Sunday, October 6, 2013

Amour... A movie Review

"Amour" is a 2012 French film written and directed by the Austrian filmmaker Michael Haneke. The narrative focuses on an elderly couple, Anne and Georges, who are retired music teachers with a daughter who lives abroad. Anne suffers a stroke which paralyses her on one side of her body. Georges then, takes on the job of caring for his spouse as she gradually deteriorates. 

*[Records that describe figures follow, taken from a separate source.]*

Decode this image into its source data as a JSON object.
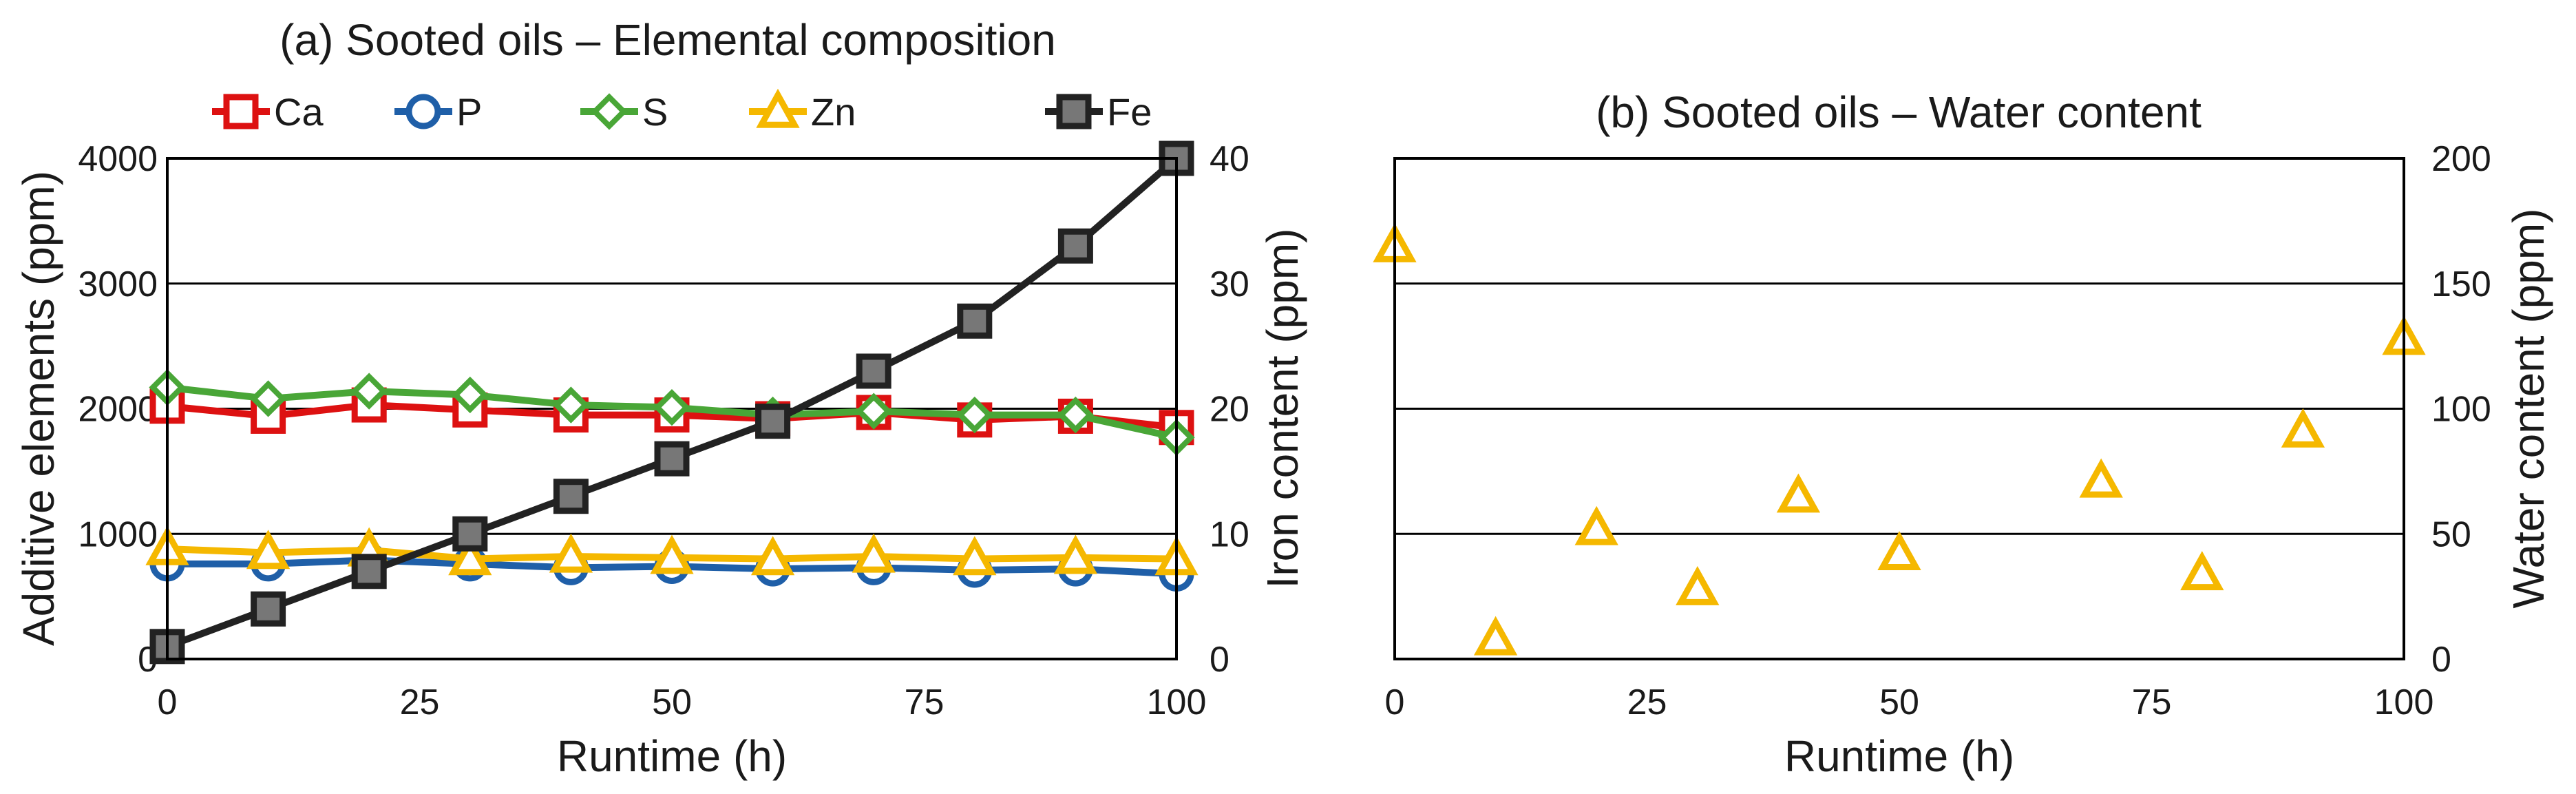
{
  "chart_data": [
    {
      "type": "line",
      "title": "(a) Sooted oils – Elemental composition",
      "xlabel": "Runtime (h)",
      "ylabel": "Additive elements (ppm)",
      "y2label": "Iron content (ppm)",
      "xlim": [
        0,
        100
      ],
      "ylim": [
        0,
        4000
      ],
      "y2lim": [
        0,
        40
      ],
      "xticks": [
        "0",
        "25",
        "50",
        "75",
        "100"
      ],
      "yticks": [
        "0",
        "1000",
        "2000",
        "3000",
        "4000"
      ],
      "y2ticks": [
        "0",
        "10",
        "20",
        "30",
        "40"
      ],
      "grid": "horizontal",
      "legend_position": "top",
      "x": [
        0,
        10,
        20,
        30,
        40,
        50,
        60,
        70,
        80,
        90,
        100
      ],
      "series": [
        {
          "name": "Ca",
          "axis": "left",
          "marker": "square",
          "color": "#dd1111",
          "values": [
            2020,
            1940,
            2030,
            1990,
            1950,
            1950,
            1920,
            1970,
            1910,
            1940,
            1850
          ]
        },
        {
          "name": "P",
          "axis": "left",
          "marker": "circle",
          "color": "#1f5fa8",
          "values": [
            760,
            760,
            790,
            760,
            730,
            740,
            720,
            730,
            710,
            720,
            680
          ]
        },
        {
          "name": "S",
          "axis": "left",
          "marker": "diamond",
          "color": "#49a637",
          "values": [
            2170,
            2080,
            2140,
            2110,
            2030,
            2010,
            1950,
            1980,
            1950,
            1950,
            1770
          ]
        },
        {
          "name": "Zn",
          "axis": "left",
          "marker": "triangle",
          "color": "#f5b800",
          "values": [
            880,
            850,
            870,
            800,
            820,
            810,
            800,
            820,
            800,
            810,
            800
          ]
        },
        {
          "name": "Fe",
          "axis": "right",
          "marker": "filled-square",
          "color": "#222222",
          "values": [
            1,
            4,
            7,
            10,
            13,
            16,
            19,
            23,
            27,
            33,
            40
          ]
        }
      ]
    },
    {
      "type": "scatter",
      "title": "(b) Sooted oils – Water content",
      "xlabel": "Runtime (h)",
      "ylabel": "",
      "y2label": "Water content (ppm)",
      "xlim": [
        0,
        100
      ],
      "y2lim": [
        0,
        200
      ],
      "xticks": [
        "0",
        "25",
        "50",
        "75",
        "100"
      ],
      "y2ticks": [
        "0",
        "50",
        "100",
        "150",
        "200"
      ],
      "grid": "horizontal",
      "x": [
        0,
        10,
        20,
        30,
        40,
        50,
        70,
        80,
        90,
        100
      ],
      "series": [
        {
          "name": "Water",
          "axis": "right",
          "marker": "triangle",
          "color": "#f5b800",
          "values": [
            165,
            8,
            52,
            28,
            65,
            42,
            71,
            34,
            91,
            128
          ]
        }
      ]
    }
  ]
}
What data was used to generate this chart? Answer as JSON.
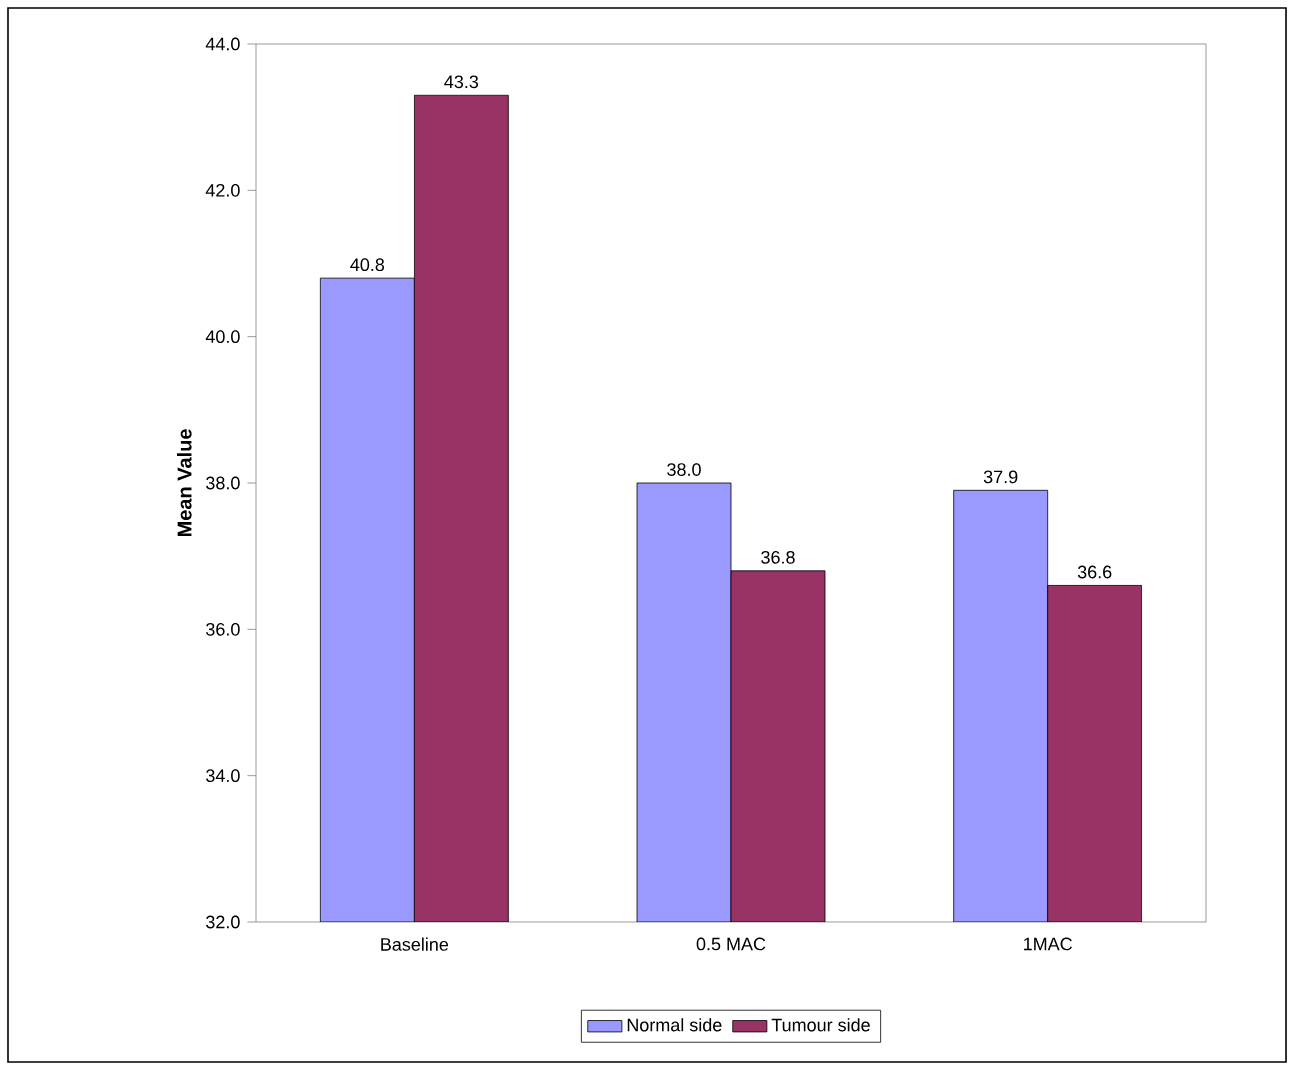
{
  "chart_data": {
    "type": "bar",
    "ylabel": "Mean Value",
    "categories": [
      "Baseline",
      "0.5 MAC",
      "1MAC"
    ],
    "series": [
      {
        "name": "Normal side",
        "color": "#9999ff",
        "values": [
          40.8,
          38.0,
          37.9
        ],
        "value_labels": [
          "40.8",
          "38.0",
          "37.9"
        ]
      },
      {
        "name": "Tumour side",
        "color": "#993366",
        "values": [
          43.3,
          36.8,
          36.6
        ],
        "value_labels": [
          "43.3",
          "36.8",
          "36.6"
        ]
      }
    ],
    "ylim": [
      32,
      44
    ],
    "yticks": [
      {
        "value": 32,
        "label": "32.0"
      },
      {
        "value": 34,
        "label": "34.0"
      },
      {
        "value": 36,
        "label": "36.0"
      },
      {
        "value": 38,
        "label": "38.0"
      },
      {
        "value": 40,
        "label": "40.0"
      },
      {
        "value": 42,
        "label": "42.0"
      },
      {
        "value": 44,
        "label": "44.0"
      }
    ],
    "grid": false,
    "legend": "bottom"
  }
}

Recently awarded the Best Foreign Film Award in the Golden Globes, the film was a must see for an aficionado of foreign films. However, while the film has an extraordinarily display of dramatization and a increasing momentum of despair and sorrowfulness that breaks the human spirit, it lacks for what it was originally meant to capture by its title. While we are not to idealized love by a high feeling of romanticism, this love spoken of in Amour shows the brokenness that are inescapable in life--but it scandalizes in the climax of the story where Georges decides to take the life of his wife.
The question that comes up of course, is whether George's homicide was an act of love. Georges had spent what might have been couple of weeks as he sees her wife go from fully mobile and conscious, to being restrained to a wheelchair, and later to loose fully her functions of speech and regress her mental abilities. In her last days, Anne is only capable of uttering a word repeatedly, cannot formulate sentences, cannot move on her own and lies in bed most of the day. While the viewer is aware that Anne has lost her will to live, she does not willingly swallow liquids and before she looses her speech tells Georges that she does not want to become an inconvenience for him, Georges act is not expected. 
The love that Georges professes is unquestionable, but his last actions are. The film also raises the question of whether Georges takes his life. He is seen writing what it might be a good-bye letter and he is seeing walking out of the apartment with Anne at the end, suggesting this might be in deed be true. Whether George acts against his will in taking the life of his wife or out of despair- we do not know, but the film evokes a great tragedy that reminds us not only of the fragility of life but also of what we are capable to do in the name of love. 

1 comment:

  1. I don't know if I agree with you when you said what we're capable of in the name of love, as if George did such atrocity because he loved her. I'm more inclined in the act of desperation he had, he simply dropped the love ball there. He gave up and took the easy way out. I think it teaches us as long as we breathe, every minute is a struggle for mankind, for we have to rely on God's grace to love.